Quello che era la soddisfazione di un quotidiano bisogno è diventanto un privilegio. Un lusso per occasioni speciali.
Ma il cielo non è cambiato. Ma io non sono cambiata. E l'urgenza è la stessa. Il bisogno. L'esigenza. E tutto quanto non trova parole finisce per restarmi sospeso tra i pensieri, nello stomaco e sotto la pelle. Brividi e spine. Vento caldo. Deserto.
Ho addosso una stanchezza che sembra accumulata da mille anni di cammino. Ma sono molti di meno. Ma io sono molto di meno.
Sere che sanno di pioggia e caldo. Vento che porta via l'umidità e i temporali. Chilometri a piedi nudi sul pavimento. Sogni disturbati. Interferenze.
Le interferenze delle persone da due lire che continuano a parlare e che mi consumano l'aria e che mi lasciano arida e spenta. [Arida e spenta miodio, come certe braci inutili, come certi corpi vuoti]. E loro parlano ancora. E ancora. Ed io che non riesco a gridare figuriamoci a gridarci sopra. E parlano. Parole inutili all'infinito.

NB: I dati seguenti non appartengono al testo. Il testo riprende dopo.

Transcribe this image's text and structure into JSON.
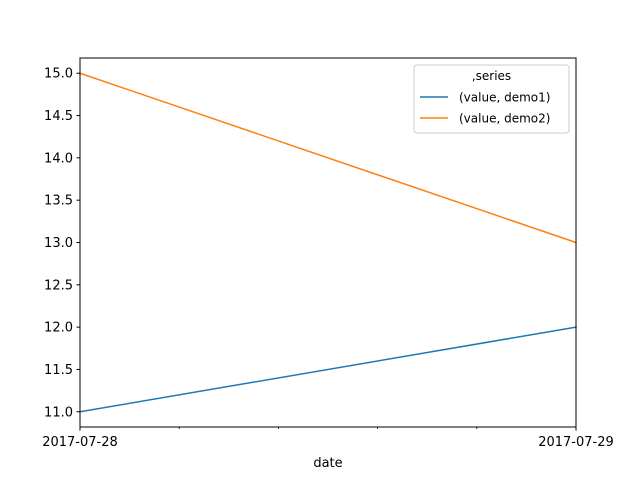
{
  "chart_data": {
    "type": "line",
    "title": "",
    "xlabel": "date",
    "ylabel": "",
    "x": [
      "2017-07-28",
      "2017-07-29"
    ],
    "xlim": [
      "2017-07-28",
      "2017-07-29"
    ],
    "x_tick_labels": [
      "2017-07-28",
      "2017-07-29"
    ],
    "x_minor_ticks": 4,
    "ylim": [
      10.82,
      15.18
    ],
    "y_ticks": [
      11.0,
      11.5,
      12.0,
      12.5,
      13.0,
      13.5,
      14.0,
      14.5,
      15.0
    ],
    "y_tick_labels": [
      "11.0",
      "11.5",
      "12.0",
      "12.5",
      "13.0",
      "13.5",
      "14.0",
      "14.5",
      "15.0"
    ],
    "grid": false,
    "legend": {
      "title": ",series",
      "placement": "top-right"
    },
    "series": [
      {
        "name": "(value, demo1)",
        "color": "#1f77b4",
        "values": [
          11.0,
          12.0
        ]
      },
      {
        "name": "(value, demo2)",
        "color": "#ff7f0e",
        "values": [
          15.0,
          13.0
        ]
      }
    ]
  }
}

Ed è quando. Quando continuare a pensare è quasi un dolore. Ma poi preferisco ancora il dolore di provare qualcosa che la calma piatta di non provare più niente. Anche se annullarmi sarebbe più facile. Ma io ci sono e respiro ancora.
Oggi chiusa nella calma irreale di questa stanza. A distanza di sopravvivenza. Ripasso le due o tre cose che mi fanno stare meglio. Che danno un senso al colore del cielo e alla piega dalle mie labbra. Che mi fanno sperare di essere ancora qualcosa di meglio, di avere ancora qualcosa da dire [di avere ancora aria da respirare, tramonti da bruciare, notti da vegliare, mari in cui nuotare con la testa sottacqua, vento da cui farmi asciugare gli occhi] e di avere io dentro quello che non c'è fuori.